Today in history
On August 30, 1997, Americans received word of the car crash in Paris that claimed the lives of Princess Diana, her boyfriend, Dodi Fayed, and their driver, Henri Paul. (Because of the time difference, it was August 31 where the crash occurred.)
In 1905, Ty Cobb made his major-league debut as a player for the Detroit Tigers, hitting a double in his first at-bat in a game against the New York Highlanders. (The Tigers won, 5-3.)
In 1945, U.S. Gen.
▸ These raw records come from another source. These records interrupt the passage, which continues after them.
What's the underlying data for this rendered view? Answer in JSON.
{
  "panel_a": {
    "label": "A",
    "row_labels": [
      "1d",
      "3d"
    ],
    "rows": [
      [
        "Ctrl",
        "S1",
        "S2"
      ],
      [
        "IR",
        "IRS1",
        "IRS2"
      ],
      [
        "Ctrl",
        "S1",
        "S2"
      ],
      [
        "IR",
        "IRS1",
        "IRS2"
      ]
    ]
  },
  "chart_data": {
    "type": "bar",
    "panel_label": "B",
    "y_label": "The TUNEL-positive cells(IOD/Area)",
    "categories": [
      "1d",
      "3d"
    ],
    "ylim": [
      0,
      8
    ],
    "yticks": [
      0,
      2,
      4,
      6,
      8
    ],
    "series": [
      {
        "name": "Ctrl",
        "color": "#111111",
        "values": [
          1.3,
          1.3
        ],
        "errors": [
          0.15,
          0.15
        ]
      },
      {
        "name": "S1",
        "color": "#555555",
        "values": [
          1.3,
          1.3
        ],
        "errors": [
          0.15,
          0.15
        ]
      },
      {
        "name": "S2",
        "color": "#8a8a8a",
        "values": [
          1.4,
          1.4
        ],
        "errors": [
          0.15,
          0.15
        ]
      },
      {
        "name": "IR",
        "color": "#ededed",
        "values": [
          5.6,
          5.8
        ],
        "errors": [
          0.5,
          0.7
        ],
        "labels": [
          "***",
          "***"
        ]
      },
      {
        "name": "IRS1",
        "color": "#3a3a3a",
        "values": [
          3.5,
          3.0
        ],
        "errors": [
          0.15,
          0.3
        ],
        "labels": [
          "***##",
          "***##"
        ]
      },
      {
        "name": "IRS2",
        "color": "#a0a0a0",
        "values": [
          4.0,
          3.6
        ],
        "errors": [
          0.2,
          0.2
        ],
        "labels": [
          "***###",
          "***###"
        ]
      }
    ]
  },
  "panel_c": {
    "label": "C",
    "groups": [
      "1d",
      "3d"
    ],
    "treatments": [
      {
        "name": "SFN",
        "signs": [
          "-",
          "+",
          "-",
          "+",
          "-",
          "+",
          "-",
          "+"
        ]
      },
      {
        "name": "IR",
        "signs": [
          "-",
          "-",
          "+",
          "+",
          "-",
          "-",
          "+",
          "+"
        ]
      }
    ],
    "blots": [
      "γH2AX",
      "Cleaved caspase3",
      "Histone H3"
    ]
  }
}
Douglas MacArthur arrived in Japan to set up Allied occupation headquarters.
In 1963, the “Hot Line” communications link between Washington and Moscow went into operation.
In 1967, the Senate confirmed the appointment of Thurgood Marshall as the first black justice on the U.S. Supreme Court.
In 1984, the space shuttle Discovery was launched on its inaugural flight.
In 1989, a federal jury in New York found “hotel queen” Leona Helmsley guilty of income tax evasion, but acquitted her of extortion. (Helmsley ended up serving 18 months behind bars, a month at a halfway house and two months under house arrest.)
Ten years ago: In a serious breach of nuclear security, a B-52 bomber mistakenly armed with six nuclear-tipped cruise missiles took off from Minot Air Force Base in North Dakota and flew to Barksdale Air Force Base in Louisiana; the Air Force later punished 70 people.
Five years ago: Mitt Romney launched his fall campaign for the White House with a rousing, personal speech to the Republican National Convention in Tampa, Florida, proclaiming that America needs “jobs, lots of jobs.” Earlier in the evening, actor-director Clint Eastwood offered an endorsement of Romney that entailed using an empty chair to represent President Barack Obama.
“My son, if sinners entice thee, consent thou not.” — Proverbs 1:10.